> The twitter clones seem to play things very close to twitter's style. At least it looks that way to me as someone who isn't a heavy twitter user.
A lot of this is they're trying to capture the user base of an incumbent and users like familiarity.
> Also what is "failed as a social network" when Twitter, one of the biggest bleeds money as it is?
Twitter has millions of users and it doesn't cost a lot in infrastructure to host tweets. Twitter bleeds money because the company has been mismanaged (going back long before its current ownership), not because putting ads on a social network with that number of users couldn't turn a profit.
A "failed social network" is one that nobody uses.
> Or maybe UX where I actually feel like I can find or interact with things I want just doesn't work for profitability (Facebook doesn't show me what I want)?

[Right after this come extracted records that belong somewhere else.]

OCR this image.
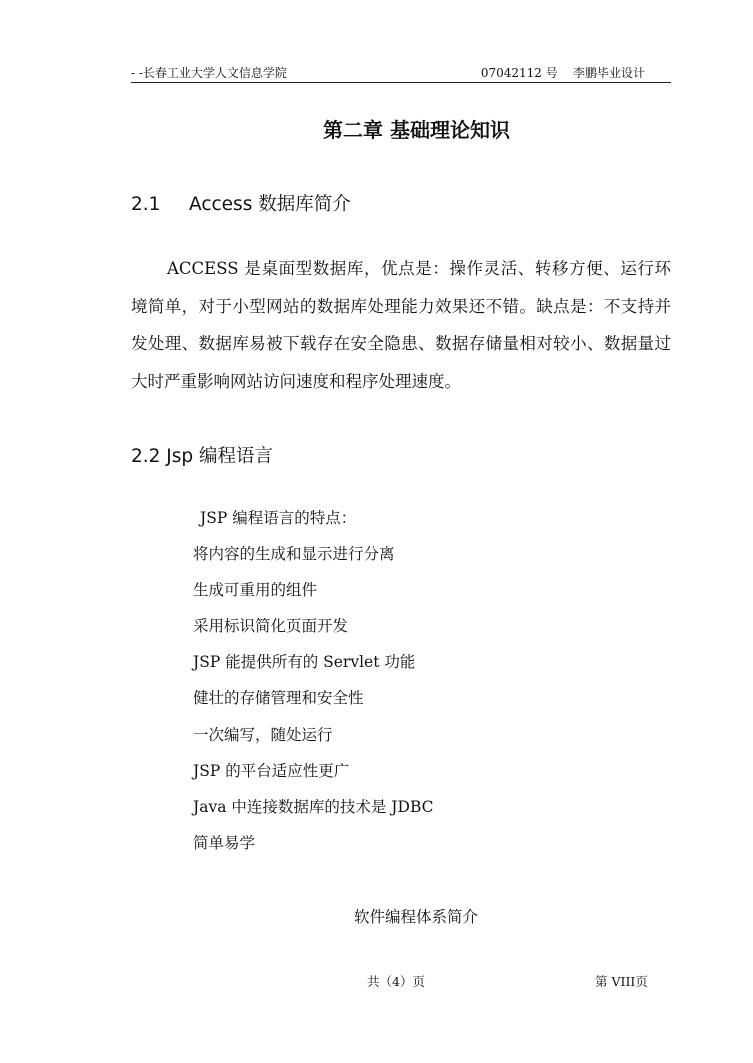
- -长春工业大学人文信息学院	07042112 号    李鹏毕业设计
第二章 基础理论知识
2.1 Access 数据库简介

ACCESS 是桌面型数据库，优点是：操作灵活、转移方便、运行环境简单，对于小型网站的数据库处理能力效果还不错。缺点是：不支持并发处理、数据库易被下载存在安全隐患、数据存储量相对较小、数据量过大时严重影响网站访问速度和程序处理速度。

2.2 Jsp 编程语言
JSP 编程语言的特点：
将内容的生成和显示进行分离
生成可重用的组件
采用标识简化页面开发
JSP 能提供所有的 Servlet 功能
健壮的存储管理和安全性
一次编写，随处运行
JSP 的平台适应性更广
Java 中连接数据库的技术是 JDBC
简单易学
软件编程体系简介
共（4）页	第 VIII页
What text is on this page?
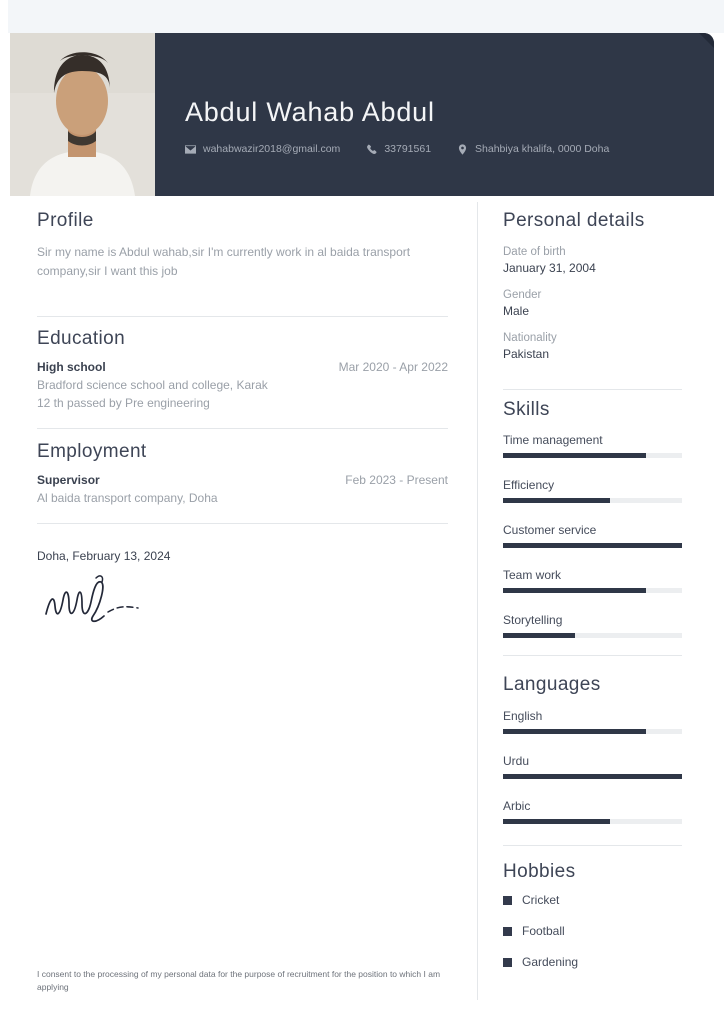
Abdul Wahab Abdul
wahabwazir2018@gmail.com	33791561	Shahbiya khalifa, 0000 Doha
Profile
Sir my name is Abdul wahab,sir I'm currently work in al baida transport company,sir I want this job
Education
High school	Mar 2020 - Apr 2022
Bradford science school and college, Karak
12 th passed by Pre engineering
Employment
Supervisor	Feb 2023 - Present
Al baida transport company, Doha
Doha, February 13, 2024
I consent to the processing of my personal data for the purpose of recruitment for the position to which I am applying
Personal details
Date of birth
January 31, 2004
Gender
Male
Nationality
Pakistan
Skills
Time management
Efficiency
Customer service
Team work
Storytelling
Languages
English
Urdu
Arbic
Hobbies
Cricket
Football
Gardening
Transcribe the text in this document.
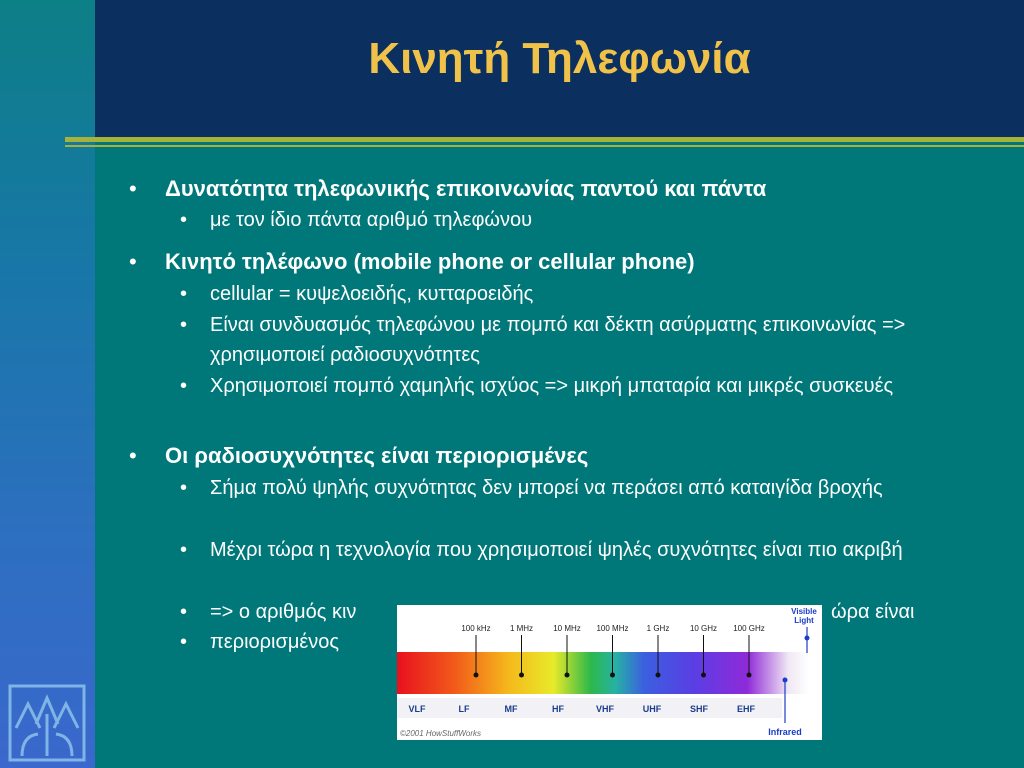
Κινητή Τηλεφωνία
• Δυνατότητα τηλεφωνικής επικοινωνίας παντού και πάντα
• με τον ίδιο πάντα αριθμό τηλεφώνου
• Κινητό τηλέφωνο (mobile phone or cellular phone)
• cellular = κυψελοειδής, κυτταροειδής
• Είναι συνδυασμός τηλεφώνου με πομπό και δέκτη ασύρματης επικοινωνίας => χρησιμοποιεί ραδιοσυχνότητες
• Χρησιμοποιεί πομπό χαμηλής ισχύος => μικρή μπαταρία και μικρές συσκευές
• Οι ραδιοσυχνότητες είναι περιορισμένες
• Σήμα πολύ ψηλής συχνότητας δεν μπορεί να περάσει από καταιγίδα βροχής
• Μέχρι τώρα η τεχνολογία που χρησιμοποιεί ψηλές συχνότητες είναι πιο ακριβή
• => ο αριθμός κιν
•	ώρα είναι
• περιορισμένος
100 kHz 1 MHz	10 MHz 100 MHz 1 GHz	10 GHz 100 GHz
VLF	LF	MF	HF	VHF	UHF	SHF	EHF
Visible
Light
Infrared
©2001 HowStuffWorks
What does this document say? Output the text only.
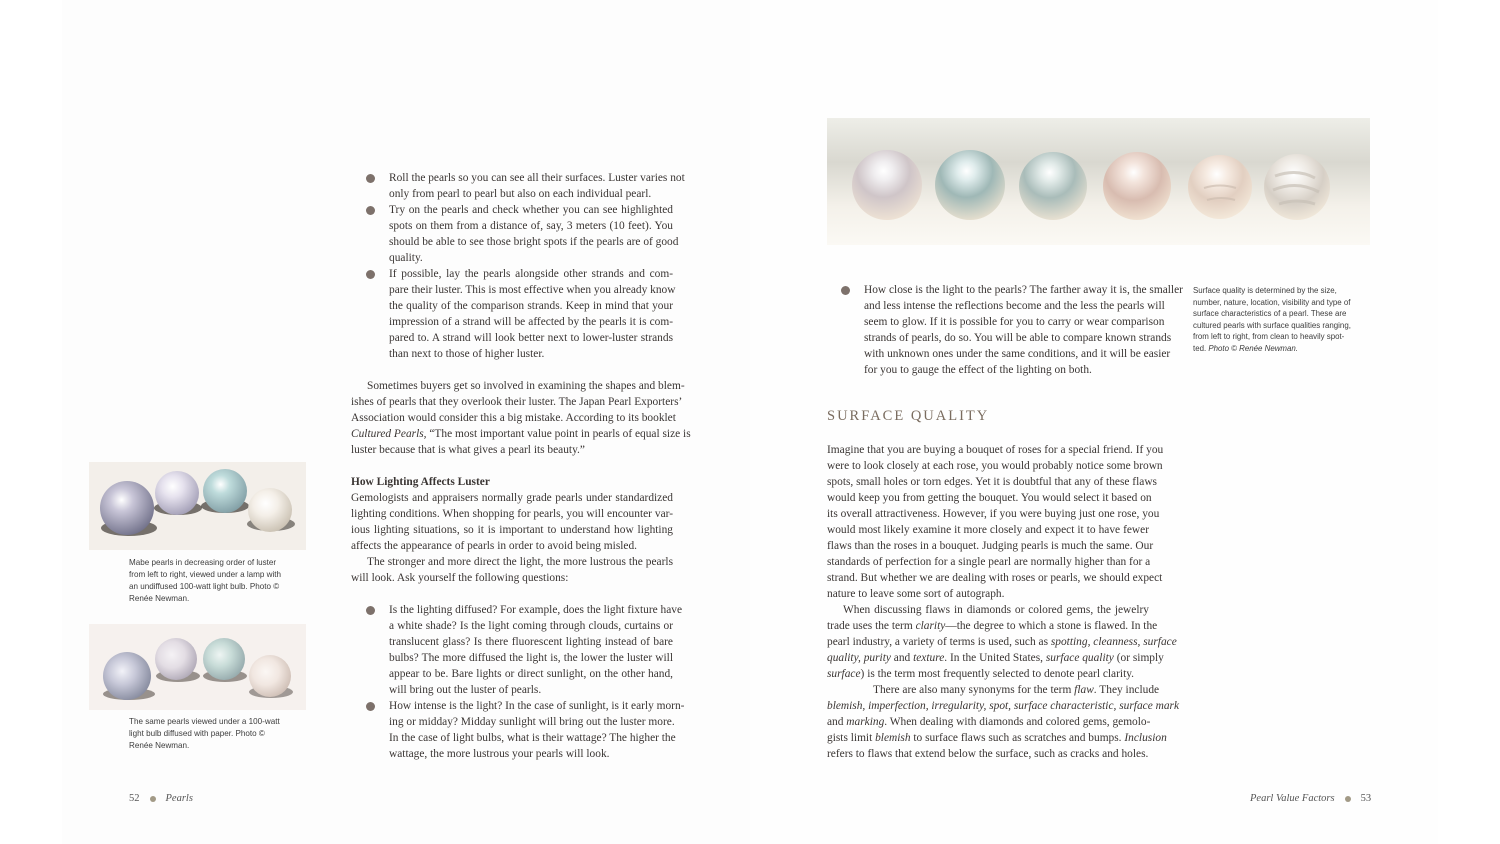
Mabe pearls in decreasing order of luster
from left to right, viewed under a lamp with
an undiffused 100-watt light bulb. Photo ©
Renée Newman.
The same pearls viewed under a 100-watt
light bulb diffused with paper. Photo ©
Renée Newman.
Roll the pearls so you can see all their surfaces. Luster varies not
only from pearl to pearl but also on each individual pearl.
Try on the pearls and check whether you can see highlighted
spots on them from a distance of, say, 3 meters (10 feet). You
should be able to see those bright spots if the pearls are of good
quality.
If possible, lay the pearls alongside other strands and com-
pare their luster. This is most effective when you already know
the quality of the comparison strands. Keep in mind that your
impression of a strand will be affected by the pearls it is com-
pared to. A strand will look better next to lower-luster strands
than next to those of higher luster.
Sometimes buyers get so involved in examining the shapes and blem-
ishes of pearls that they overlook their luster. The Japan Pearl Exporters’
Association would consider this a big mistake. According to its booklet
Cultured Pearls, “The most important value point in pearls of equal size is
luster because that is what gives a pearl its beauty.”
How Lighting Affects Luster
Gemologists and appraisers normally grade pearls under standardized
lighting conditions. When shopping for pearls, you will encounter var-
ious lighting situations, so it is important to understand how lighting
affects the appearance of pearls in order to avoid being misled.
The stronger and more direct the light, the more lustrous the pearls
will look. Ask yourself the following questions:
Is the lighting diffused? For example, does the light fixture have
a white shade? Is the light coming through clouds, curtains or
translucent glass? Is there fluorescent lighting instead of bare
bulbs? The more diffused the light is, the lower the luster will
appear to be. Bare lights or direct sunlight, on the other hand,
will bring out the luster of pearls.
How intense is the light? In the case of sunlight, is it early morn-
ing or midday? Midday sunlight will bring out the luster more.
In the case of light bulbs, what is their wattage? The higher the
wattage, the more lustrous your pearls will look.
52 Pearls
Surface quality is determined by the size,
number, nature, location, visibility and type of
surface characteristics of a pearl. These are
cultured pearls with surface qualities ranging,
from left to right, from clean to heavily spot-
ted. Photo © Renée Newman.
How close is the light to the pearls? The farther away it is, the smaller
and less intense the reflections become and the less the pearls will
seem to glow. If it is possible for you to carry or wear comparison
strands of pearls, do so. You will be able to compare known strands
with unknown ones under the same conditions, and it will be easier
for you to gauge the effect of the lighting on both.
SURFACE QUALITY
Imagine that you are buying a bouquet of roses for a special friend. If you
were to look closely at each rose, you would probably notice some brown
spots, small holes or torn edges. Yet it is doubtful that any of these flaws
would keep you from getting the bouquet. You would select it based on
its overall attractiveness. However, if you were buying just one rose, you
would most likely examine it more closely and expect it to have fewer
flaws than the roses in a bouquet. Judging pearls is much the same. Our
standards of perfection for a single pearl are normally higher than for a
strand. But whether we are dealing with roses or pearls, we should expect
nature to leave some sort of autograph.
When discussing flaws in diamonds or colored gems, the jewelry
trade uses the term clarity—the degree to which a stone is flawed. In the
pearl industry, a variety of terms is used, such as spotting, cleanness, surface
quality, purity and texture. In the United States, surface quality (or simply
surface) is the term most frequently selected to denote pearl clarity.
There are also many synonyms for the term flaw. They include
blemish, imperfection, irregularity, spot, surface characteristic, surface mark
and marking. When dealing with diamonds and colored gems, gemolo-
gists limit blemish to surface flaws such as scratches and bumps. Inclusion
refers to flaws that extend below the surface, such as cracks and holes.
Pearl Value Factors 53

There's probably a short-term/long-term thing here. Big companies run on metrics, so they make a change and the number goes up so they keep the change. But the way the change works is by frustrating people into spending more time on the site, which short-term increases the metrics and long-term makes people hate you and be eager to switch away at the first opportunity.
What you probably want here is a service with a single owner who actually uses it and cares about making the service good (and, most importantly, is competent), but what usually happens instead is it becomes a publicly traded company controlled by shareholders who institute the aforementioned metrics-based bureaucracy.
The key is somehow getting the one with benevolent leadership and the one with millions of users to be the same one.